States’ membership of other international organisations or interest blocs has the tendency to influence their voting on issues of global concern. For instance, none of the BRICS member states voted against Russia at the UN.
Furthermore, global institutions such as the Security Council, International Monetary Fund (IMF) and the World Bank are undemocratic and operate in an environment that negates the principles of the liberal democracy that they are aggressively marketing across the world.
The P5 control the Security Council, with the 10 non-permanent members of the council (the Elected 10) having minimal power. Their strategic influence also means that they dictate to the world. The P5’s veto power has derailed every attempt to transform the global institution and dismantle the permanent seats.
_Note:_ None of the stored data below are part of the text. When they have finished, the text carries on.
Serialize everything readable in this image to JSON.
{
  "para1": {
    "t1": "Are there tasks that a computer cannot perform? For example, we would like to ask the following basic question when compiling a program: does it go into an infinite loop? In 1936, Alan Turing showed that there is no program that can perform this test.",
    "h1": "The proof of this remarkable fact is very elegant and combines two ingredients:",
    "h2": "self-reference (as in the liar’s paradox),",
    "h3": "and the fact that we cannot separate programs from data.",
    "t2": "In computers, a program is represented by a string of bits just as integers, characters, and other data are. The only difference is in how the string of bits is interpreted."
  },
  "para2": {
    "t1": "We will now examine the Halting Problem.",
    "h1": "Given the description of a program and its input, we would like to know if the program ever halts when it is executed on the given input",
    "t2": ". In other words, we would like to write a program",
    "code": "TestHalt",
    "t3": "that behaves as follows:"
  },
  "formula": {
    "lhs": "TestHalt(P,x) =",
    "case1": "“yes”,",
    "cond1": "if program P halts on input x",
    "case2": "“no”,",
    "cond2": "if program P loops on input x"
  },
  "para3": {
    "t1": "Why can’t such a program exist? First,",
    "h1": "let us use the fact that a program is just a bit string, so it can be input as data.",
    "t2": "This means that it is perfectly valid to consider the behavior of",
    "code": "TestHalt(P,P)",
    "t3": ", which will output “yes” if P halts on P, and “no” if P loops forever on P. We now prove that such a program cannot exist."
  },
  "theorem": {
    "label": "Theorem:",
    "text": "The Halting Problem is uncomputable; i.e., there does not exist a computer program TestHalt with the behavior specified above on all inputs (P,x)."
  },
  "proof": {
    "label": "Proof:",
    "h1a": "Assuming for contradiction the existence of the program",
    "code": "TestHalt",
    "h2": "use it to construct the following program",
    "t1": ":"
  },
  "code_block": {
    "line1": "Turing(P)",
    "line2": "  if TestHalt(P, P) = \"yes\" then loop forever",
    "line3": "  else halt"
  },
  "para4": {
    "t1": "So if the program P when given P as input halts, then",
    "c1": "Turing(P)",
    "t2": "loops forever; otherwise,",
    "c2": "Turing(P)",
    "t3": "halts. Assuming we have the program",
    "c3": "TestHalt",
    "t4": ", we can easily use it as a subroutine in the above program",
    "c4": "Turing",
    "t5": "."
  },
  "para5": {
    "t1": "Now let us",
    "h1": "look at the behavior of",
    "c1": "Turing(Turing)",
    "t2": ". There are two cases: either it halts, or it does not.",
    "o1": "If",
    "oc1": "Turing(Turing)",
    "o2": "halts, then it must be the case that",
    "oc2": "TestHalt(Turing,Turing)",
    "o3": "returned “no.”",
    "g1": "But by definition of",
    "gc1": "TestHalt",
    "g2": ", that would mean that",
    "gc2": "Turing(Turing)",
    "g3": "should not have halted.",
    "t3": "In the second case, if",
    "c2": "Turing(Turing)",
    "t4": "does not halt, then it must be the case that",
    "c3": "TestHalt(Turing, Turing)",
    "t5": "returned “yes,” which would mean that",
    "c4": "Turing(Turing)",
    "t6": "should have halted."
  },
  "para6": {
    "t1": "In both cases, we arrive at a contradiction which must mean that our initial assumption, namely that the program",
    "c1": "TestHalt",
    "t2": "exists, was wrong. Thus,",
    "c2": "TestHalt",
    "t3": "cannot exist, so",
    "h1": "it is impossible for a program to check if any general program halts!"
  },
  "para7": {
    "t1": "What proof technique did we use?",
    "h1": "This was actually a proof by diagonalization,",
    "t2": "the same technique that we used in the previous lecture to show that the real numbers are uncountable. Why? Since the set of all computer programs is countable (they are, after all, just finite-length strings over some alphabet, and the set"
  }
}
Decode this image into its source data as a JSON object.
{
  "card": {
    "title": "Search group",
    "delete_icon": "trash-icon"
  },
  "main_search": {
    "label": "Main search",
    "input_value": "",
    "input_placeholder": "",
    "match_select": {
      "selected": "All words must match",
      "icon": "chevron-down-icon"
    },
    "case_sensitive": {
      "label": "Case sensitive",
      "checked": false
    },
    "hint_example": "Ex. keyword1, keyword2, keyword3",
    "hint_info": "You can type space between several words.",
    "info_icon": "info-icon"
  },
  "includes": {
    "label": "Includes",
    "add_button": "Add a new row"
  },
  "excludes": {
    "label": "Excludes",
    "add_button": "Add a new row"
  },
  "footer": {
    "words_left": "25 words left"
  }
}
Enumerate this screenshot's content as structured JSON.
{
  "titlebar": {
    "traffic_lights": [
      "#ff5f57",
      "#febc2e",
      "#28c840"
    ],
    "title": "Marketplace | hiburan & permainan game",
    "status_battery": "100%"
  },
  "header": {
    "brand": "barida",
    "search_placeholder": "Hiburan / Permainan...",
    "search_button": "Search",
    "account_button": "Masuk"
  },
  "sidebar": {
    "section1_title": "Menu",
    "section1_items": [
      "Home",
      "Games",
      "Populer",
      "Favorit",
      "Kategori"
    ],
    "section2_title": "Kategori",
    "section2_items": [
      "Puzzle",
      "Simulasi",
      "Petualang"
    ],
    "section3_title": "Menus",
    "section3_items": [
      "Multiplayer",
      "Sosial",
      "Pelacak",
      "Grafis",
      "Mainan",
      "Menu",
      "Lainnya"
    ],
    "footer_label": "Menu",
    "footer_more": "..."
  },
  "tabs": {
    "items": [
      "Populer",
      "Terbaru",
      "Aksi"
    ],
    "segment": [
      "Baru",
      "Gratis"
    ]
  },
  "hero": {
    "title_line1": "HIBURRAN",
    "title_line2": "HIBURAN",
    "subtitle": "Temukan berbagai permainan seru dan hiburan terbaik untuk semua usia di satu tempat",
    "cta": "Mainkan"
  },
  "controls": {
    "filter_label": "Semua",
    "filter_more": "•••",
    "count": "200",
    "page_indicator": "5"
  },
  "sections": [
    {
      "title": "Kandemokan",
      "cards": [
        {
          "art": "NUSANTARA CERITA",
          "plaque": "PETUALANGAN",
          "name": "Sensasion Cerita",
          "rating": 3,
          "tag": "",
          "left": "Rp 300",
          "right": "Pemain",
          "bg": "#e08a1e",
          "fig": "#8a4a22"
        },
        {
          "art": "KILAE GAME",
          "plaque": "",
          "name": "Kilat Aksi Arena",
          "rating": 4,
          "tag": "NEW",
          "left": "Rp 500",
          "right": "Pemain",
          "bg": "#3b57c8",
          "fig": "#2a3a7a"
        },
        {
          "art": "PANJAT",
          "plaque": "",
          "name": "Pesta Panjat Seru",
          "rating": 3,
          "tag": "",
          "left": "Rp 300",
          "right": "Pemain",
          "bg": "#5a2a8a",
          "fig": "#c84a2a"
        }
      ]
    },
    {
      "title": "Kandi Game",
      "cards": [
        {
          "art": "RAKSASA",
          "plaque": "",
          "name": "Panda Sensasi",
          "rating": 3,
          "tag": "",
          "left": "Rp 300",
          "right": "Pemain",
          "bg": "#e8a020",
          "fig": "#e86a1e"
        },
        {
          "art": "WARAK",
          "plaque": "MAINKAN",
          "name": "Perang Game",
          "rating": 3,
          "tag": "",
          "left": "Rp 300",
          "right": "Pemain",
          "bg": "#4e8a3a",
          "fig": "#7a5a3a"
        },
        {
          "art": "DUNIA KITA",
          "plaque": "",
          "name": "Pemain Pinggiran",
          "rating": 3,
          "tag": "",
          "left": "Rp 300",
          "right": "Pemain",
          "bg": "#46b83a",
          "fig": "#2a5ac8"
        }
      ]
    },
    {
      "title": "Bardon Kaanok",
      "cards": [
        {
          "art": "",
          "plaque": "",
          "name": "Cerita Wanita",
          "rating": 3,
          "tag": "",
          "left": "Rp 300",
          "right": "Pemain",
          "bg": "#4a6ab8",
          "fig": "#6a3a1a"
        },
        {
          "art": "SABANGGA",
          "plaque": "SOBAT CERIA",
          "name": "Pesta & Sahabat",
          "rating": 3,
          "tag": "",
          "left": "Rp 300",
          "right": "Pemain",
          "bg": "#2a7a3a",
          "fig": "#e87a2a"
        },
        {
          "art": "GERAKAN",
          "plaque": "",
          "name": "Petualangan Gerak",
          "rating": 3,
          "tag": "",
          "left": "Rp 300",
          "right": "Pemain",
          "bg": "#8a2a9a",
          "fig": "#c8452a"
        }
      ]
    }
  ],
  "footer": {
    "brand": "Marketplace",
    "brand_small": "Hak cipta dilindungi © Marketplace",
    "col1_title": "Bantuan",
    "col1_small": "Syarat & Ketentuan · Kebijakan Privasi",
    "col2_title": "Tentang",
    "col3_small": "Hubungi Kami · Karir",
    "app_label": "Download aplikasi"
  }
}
Indeed, Russia has used its veto to prevent the UN and Security Council from taking effective action during the Russia-Ukraine conflict. This reflects the undemocratic environment in which global institutions operate.
Africa, South America and Australia have no representation in the P5. Apart from its minimal role at the UN, Africa has been relegated to the background of global governance. It has no say in decisions in institutions like the IMF and World Bank. Nine votes are required to pass a resolution at the UN, and the P5 only need the support of four other countries among the Elected 10, which include the three African representatives on the Security Council (A3). If the A3 were to vote in opposition, as has sometimes happened, the Security Council would still have the required vote to pass a resolution.
With 54 African countries being members of the UN, the continent makes up 25% of its membership, yet it is excluded from the P5. Asia’s 48 members have China as a permanent member of the Security Council, while the 50-member Europe has three. This is despite the fact that about 75% of the council’s resolutions relate to Africa.
A system that was designed in 1944 has run its course. It is time for holistic transformation to render the UN and its organs and agencies democratic. Not only should “one country, one vote” be adhered to, but the votes must be equal.
While the permanent and non-permanent membership structure has some merits, permanent membership must be expanded to accommodate countries from all continents with other factors, such as population size, taken into account. The permanent members’ veto should be reconsidered, since it has caused more havoc than good. DM
Dr Adeoye O Akinola is the Head of Research and Teaching at the University of Johannesburg’s Institute for Pan-African Thought and Conversation, South Africa.